Not all multi-factor authentication (MFA) is created equal.
/While any MFA is better than none, there are different levels of security risks associated with the various types of MFA that are available to secure your online accounts.
We at Infinite Edge are on a mission to make businesses more cyber intelligent, and part of that is cyber security intelligence (CSI).
So I thought I would break down the different types of MFA available, and the various risk levels associated with each.
🔑 Email authentication
This is the least recommended version of MFA and belongs in the one time password (OTP) category.
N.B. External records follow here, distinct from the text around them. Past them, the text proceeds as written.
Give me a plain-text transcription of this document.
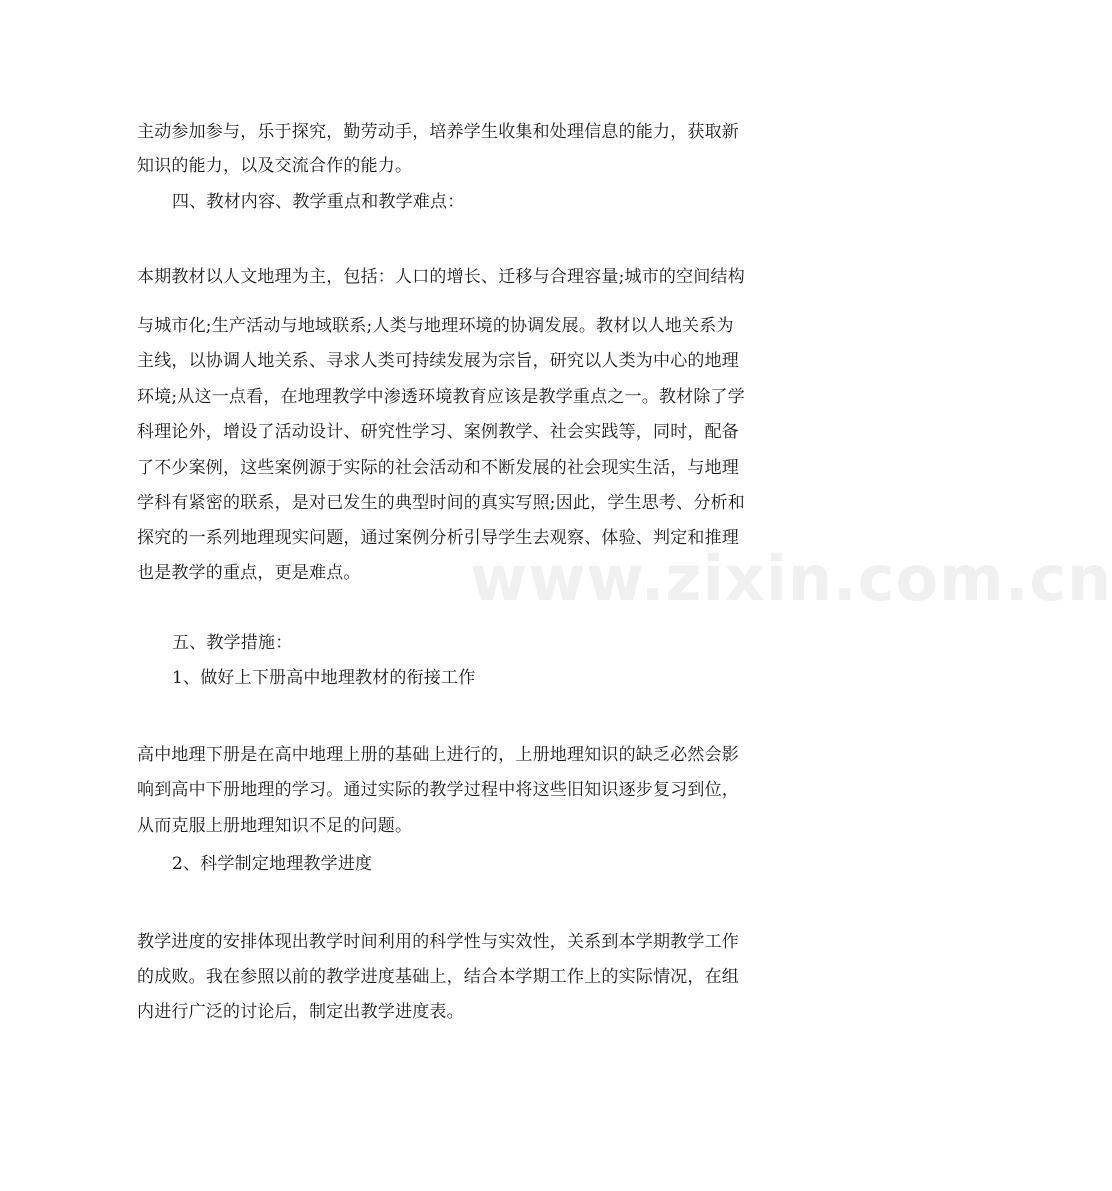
www.zixin.com.cn
主动参加参与，乐于探究，勤劳动手，培养学生收集和处理信息的能力，获取新
知识的能力，以及交流合作的能力。
四、教材内容、教学重点和教学难点：
本期教材以人文地理为主，包括：人口的增长、迁移与合理容量;城市的空间结构
与城市化;生产活动与地域联系;人类与地理环境的协调发展。教材以人地关系为
主线，以协调人地关系、寻求人类可持续发展为宗旨，研究以人类为中心的地理
环境;从这一点看，在地理教学中渗透环境教育应该是教学重点之一。教材除了学
科理论外，增设了活动设计、研究性学习、案例教学、社会实践等，同时，配备
了不少案例，这些案例源于实际的社会活动和不断发展的社会现实生活，与地理
学科有紧密的联系，是对已发生的典型时间的真实写照;因此，学生思考、分析和
探究的一系列地理现实问题，通过案例分析引导学生去观察、体验、判定和推理
也是教学的重点，更是难点。
五、教学措施：
1、做好上下册高中地理教材的衔接工作
高中地理下册是在高中地理上册的基础上进行的，上册地理知识的缺乏必然会影
响到高中下册地理的学习。通过实际的教学过程中将这些旧知识逐步复习到位，
从而克服上册地理知识不足的问题。
2、科学制定地理教学进度
教学进度的安排体现出教学时间利用的科学性与实效性，关系到本学期教学工作
的成败。我在参照以前的教学进度基础上，结合本学期工作上的实际情况，在组
内进行广泛的讨论后，制定出教学进度表。
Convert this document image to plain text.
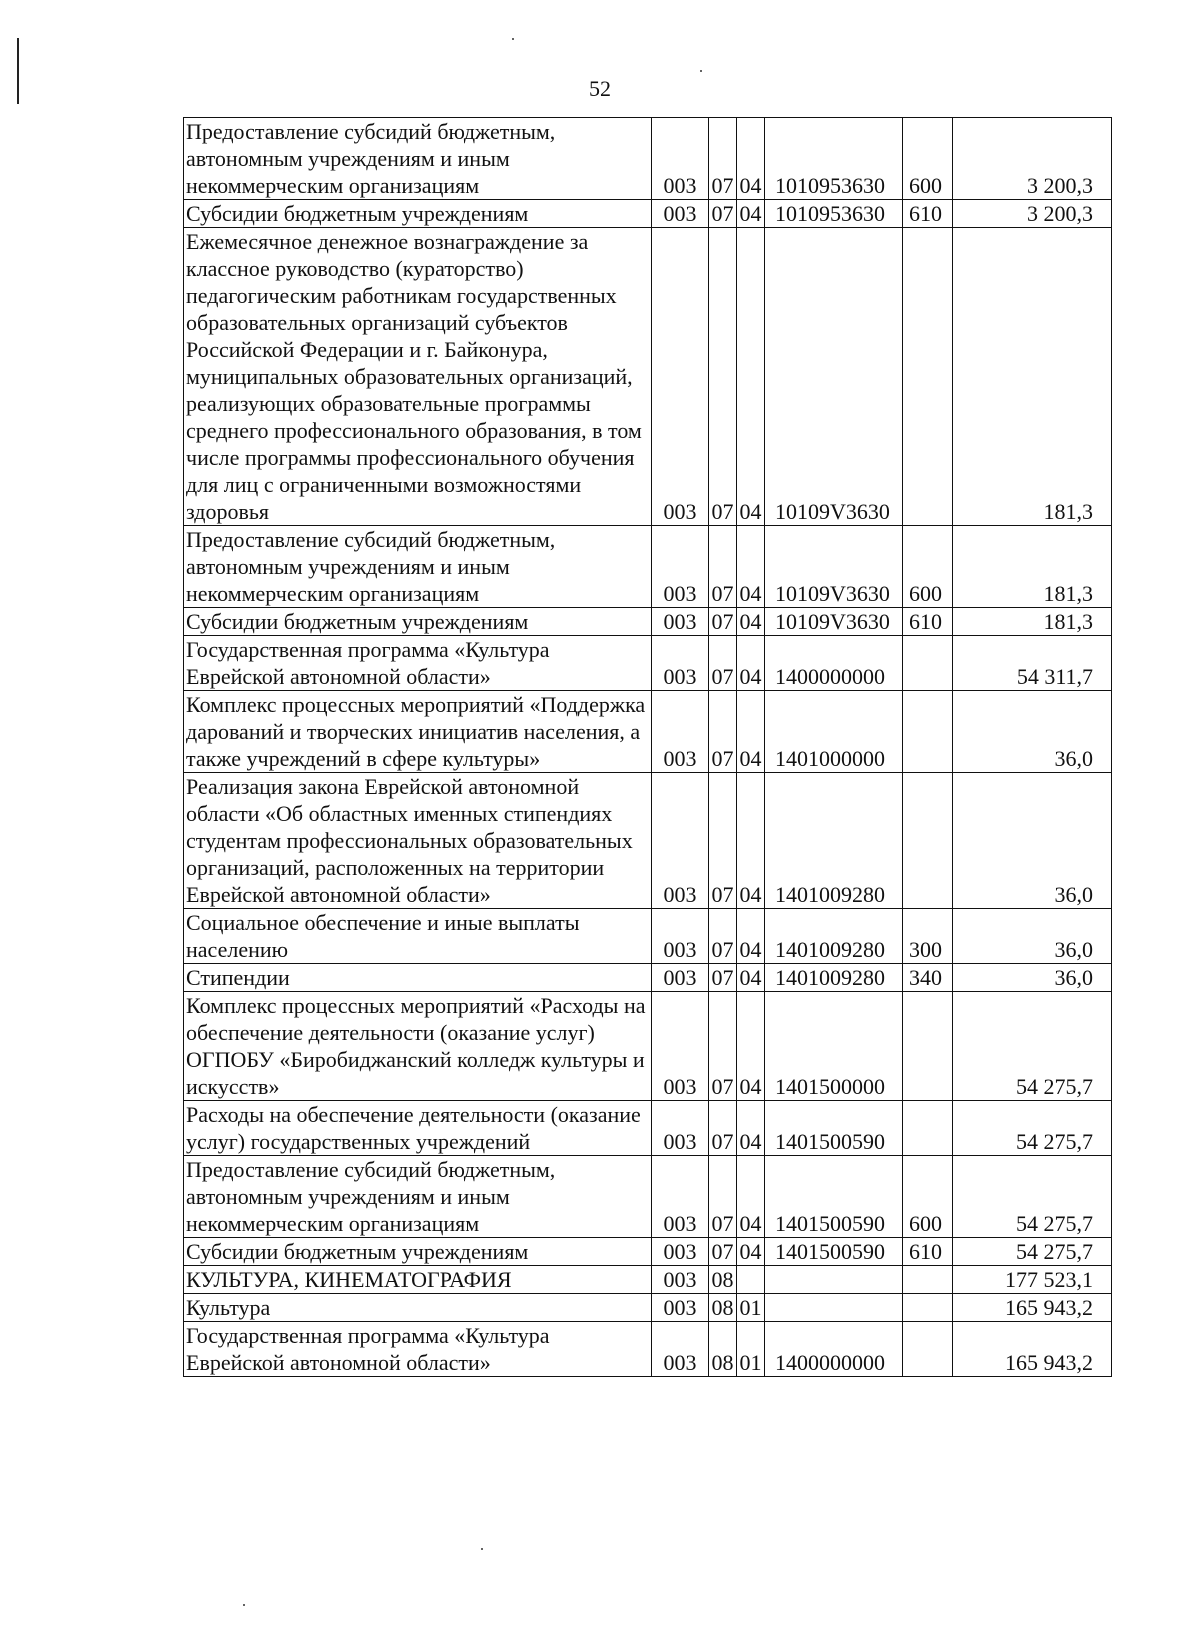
52
Предоставление субсидий бюджетным, автономным учреждениям и иным некоммерческим организациям	003	07	04	1010953630	600	3 200,3
Субсидии бюджетным учреждениям	003	07	04	1010953630	610	3 200,3
Ежемесячное денежное вознаграждение за классное руководство (кураторство) педагогическим работникам государственных образовательных организаций субъектов Российской Федерации и г. Байконура, муниципальных образовательных организаций, реализующих образовательные программы среднего профессионального образования, в том числе программы профессионального обучения для лиц с ограниченными возможностями здоровья	003	07	04	10109V3630		181,3
Предоставление субсидий бюджетным, автономным учреждениям и иным некоммерческим организациям	003	07	04	10109V3630	600	181,3
Субсидии бюджетным учреждениям	003	07	04	10109V3630	610	181,3
Государственная программа «Культура Еврейской автономной области»	003	07	04	1400000000		54 311,7
Комплекс процессных мероприятий «Поддержка дарований и творческих инициатив населения, а также учреждений в сфере культуры»	003	07	04	1401000000		36,0
Реализация закона Еврейской автономной области «Об областных именных стипендиях студентам профессиональных образовательных организаций, расположенных на территории Еврейской автономной области»	003	07	04	1401009280		36,0
Социальное обеспечение и иные выплаты населению	003	07	04	1401009280	300	36,0
Стипендии	003	07	04	1401009280	340	36,0
Комплекс процессных мероприятий «Расходы на обеспечение деятельности (оказание услуг) ОГПОБУ «Биробиджанский колледж культуры и искусств»	003	07	04	1401500000		54 275,7
Расходы на обеспечение деятельности (оказание услуг) государственных учреждений	003	07	04	1401500590		54 275,7
Предоставление субсидий бюджетным, автономным учреждениям и иным некоммерческим организациям	003	07	04	1401500590	600	54 275,7
Субсидии бюджетным учреждениям	003	07	04	1401500590	610	54 275,7
КУЛЬТУРА, КИНЕМАТОГРАФИЯ	003	08				177 523,1
Культура	003	08	01			165 943,2
Государственная программа «Культура Еврейской автономной области»	003	08	01	1400000000		165 943,2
If a hacker or scammer has access to your email account, it's simple for them to circumvent MFA by getting the code sent to your compromised email account.
🔑 SMS authentication
There have been a number of documented cases where hackers steal someone's identity or trick the customer service representative from the victim's phone provider into locking the owner out of the account. Then they port the mobile number to another carrier and get the MFA code sent to themselves.
🔑 Push Notifications
This was very commonly recommended by IT providers in previous years, due to the ease of use. i.e. instead of entering the six digit OTP MFA code every time, you receive a push notification to your authenticator app asking you to approve or deny the login.
Uber suffered a well-known breach due to an MFA fatigue attack, i.e. the hackers sent continuous MFA prompts to the victim until they eventually hit approve.
In some cases, users may accidentally hit approve when prompted.
🔑 Number match
As a result of the risks associated with push MFA authorisation, companies such as Microsoft introduced number matching. Essentially, this adds an extra step to push authorisation and asks the user to enter a matching two-digit number on their authenticator app.
Microsoft has recently announced they are forcing this on push notification MFA setups from Feb 27 2023.
🔑 Passwordless Authentication
For Microsoft users, even better is passwordless authentication. If you don't have a password, then it can't be compromised.
The way passwordless authentication works is the user enters their email address, and then they are prompted by the MS authenticator app to number match the displayed two-digit code.
We've begun rolling this out to all our clients, and it's a game changer.
There are also biometric MFA and hardware USB keys. The former is not recommended to fully replace OTP MFA due to reliability and stability issues, and the latter whilst considered probably the most secure type of MFA, is costly and the keys can be lost or misplaced.
Unfortunately, sometimes you're at the mercy of whatever MFA solution is offered by the online service. Whilst not ideal, as I said earlier, any MFA is better than no MFA.
What MFA authentication are you using?